An ablation study (Figure 6) confirms this mechanistic story. When researchers removed Engram and measured retained performance, factual knowledge dropped significantly. But reading comprehension—a task that relies more on the backbone’s reasoning than on static memory—was largely preserved. This shows that Engram isn’t just adding capacity; it’s reshaping how capacity is used.
A visualization of the gating mechanism (Figure 7) shows this division of labor in action. Early layers use the gating scalar more liberally, trusting the static memory for patterns the model has encountered during training. Deeper layers are selective, using the lookup only when it’s genuinely helpful. This emergent behavior wasn’t explicitly programmed—the model learned it from end-to-end training.
A new design primitive
The broader significance of this work is reframing how we think about sparsity in large language models. Most scaling laws operate in one dimension: as you increase parameters or compute, performance improves. But that assumes a fixed allocation of resources to different types of tasks. Engram shows there’s a hidden dimension that’s been invisible until now.
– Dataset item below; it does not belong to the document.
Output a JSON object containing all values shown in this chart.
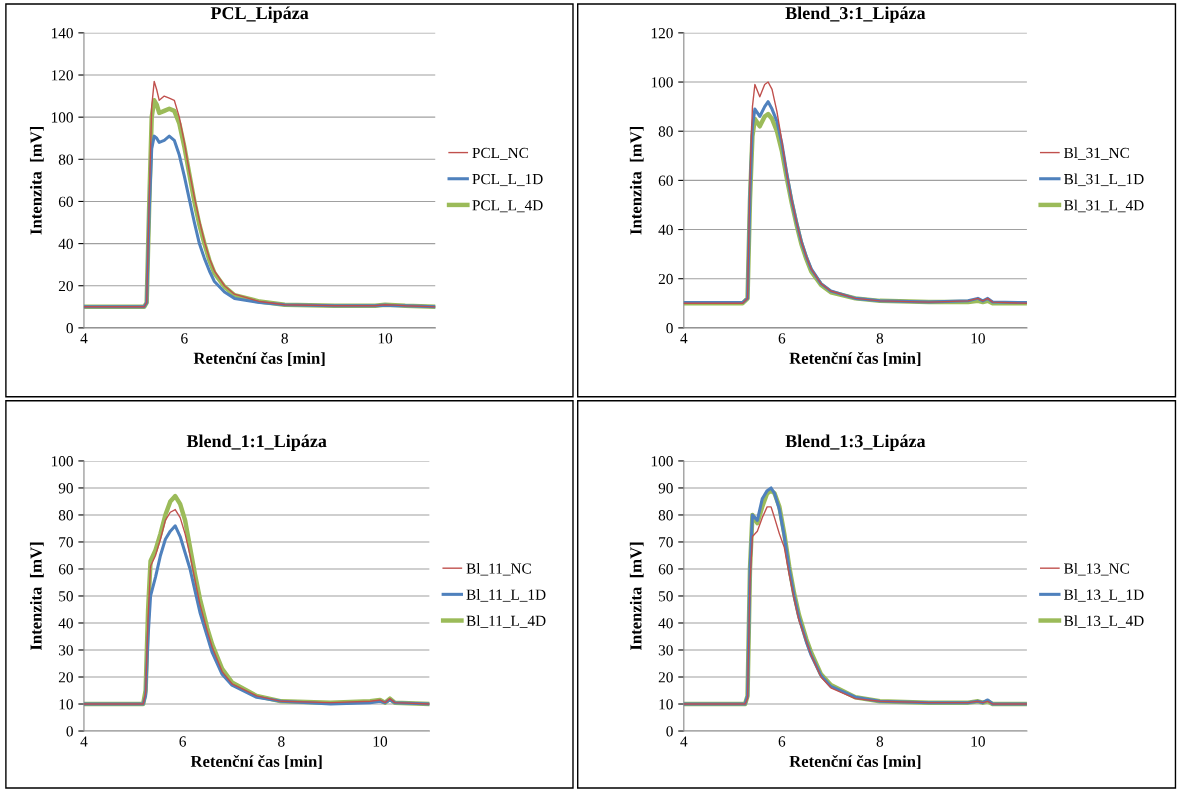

By introducing memory as an orthogonal sparsity axis, the paper opens several directions for future work. The U-shaped curve becomes a template: are there other sparsity axes hiding in model architectures? How would you optimize allocations across three or more dimensions? Can the principle be applied recursively?
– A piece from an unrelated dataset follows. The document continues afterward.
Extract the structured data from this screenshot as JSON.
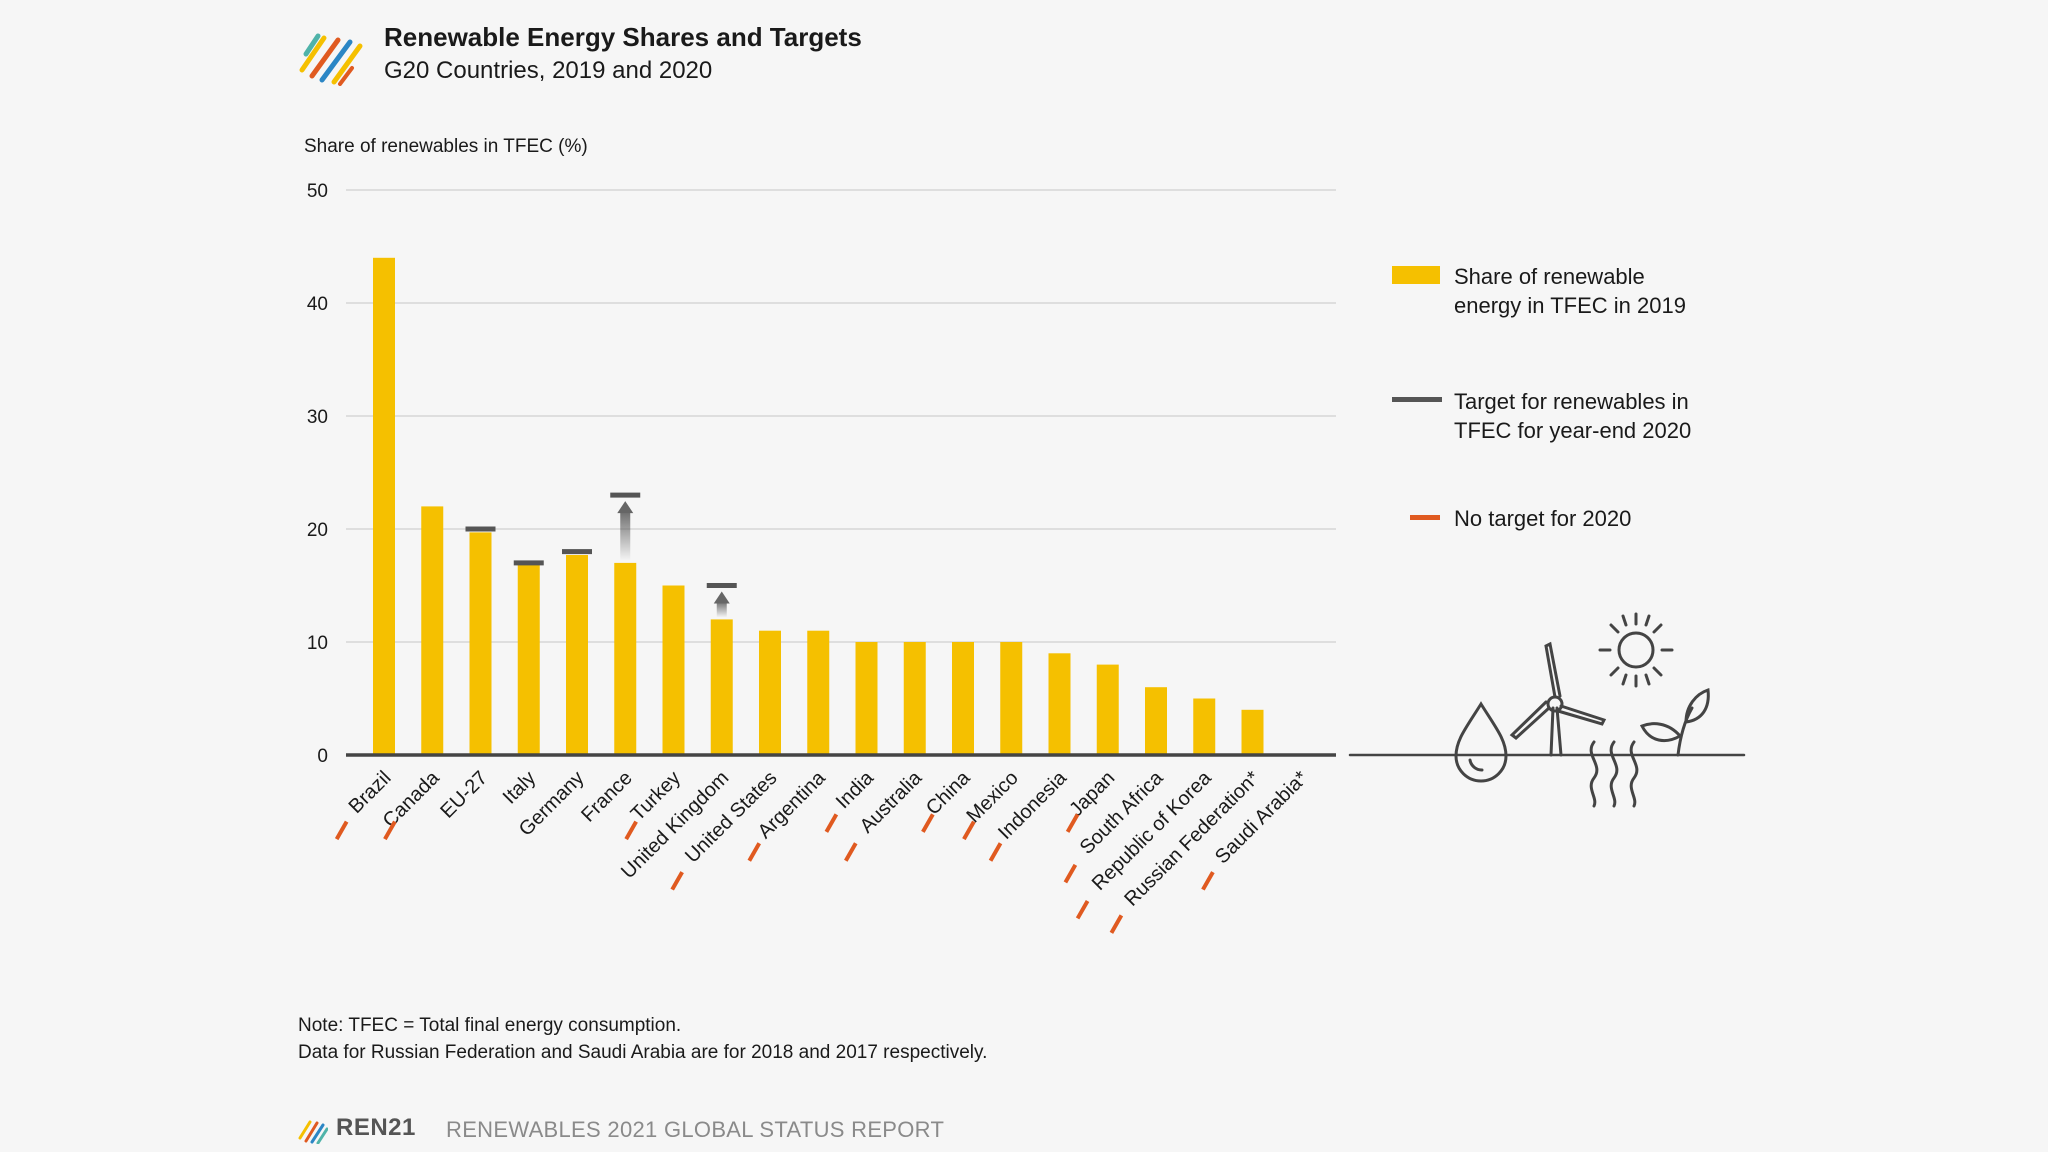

The mechanistic insights—that delegating memorization frees up reasoning capacity, that it deepens the effective network for complex thinking—suggest that architectural innovation isn’t just about efficiency. It’s about reshaping how models think. By specializing different components for different types of tasks, you align the model’s structure with the actual diversity of problems it needs to solve.
Related work on train-free Engram implementations explores how to add memory modules to existing models without retraining, while research on memory grafting for scaling addresses how to retrofit these ideas into large pre-trained models. These extensions suggest the core principle is portable.
The final insight is that sparsity isn’t a constraint to minimize. It’s a design parameter to optimize.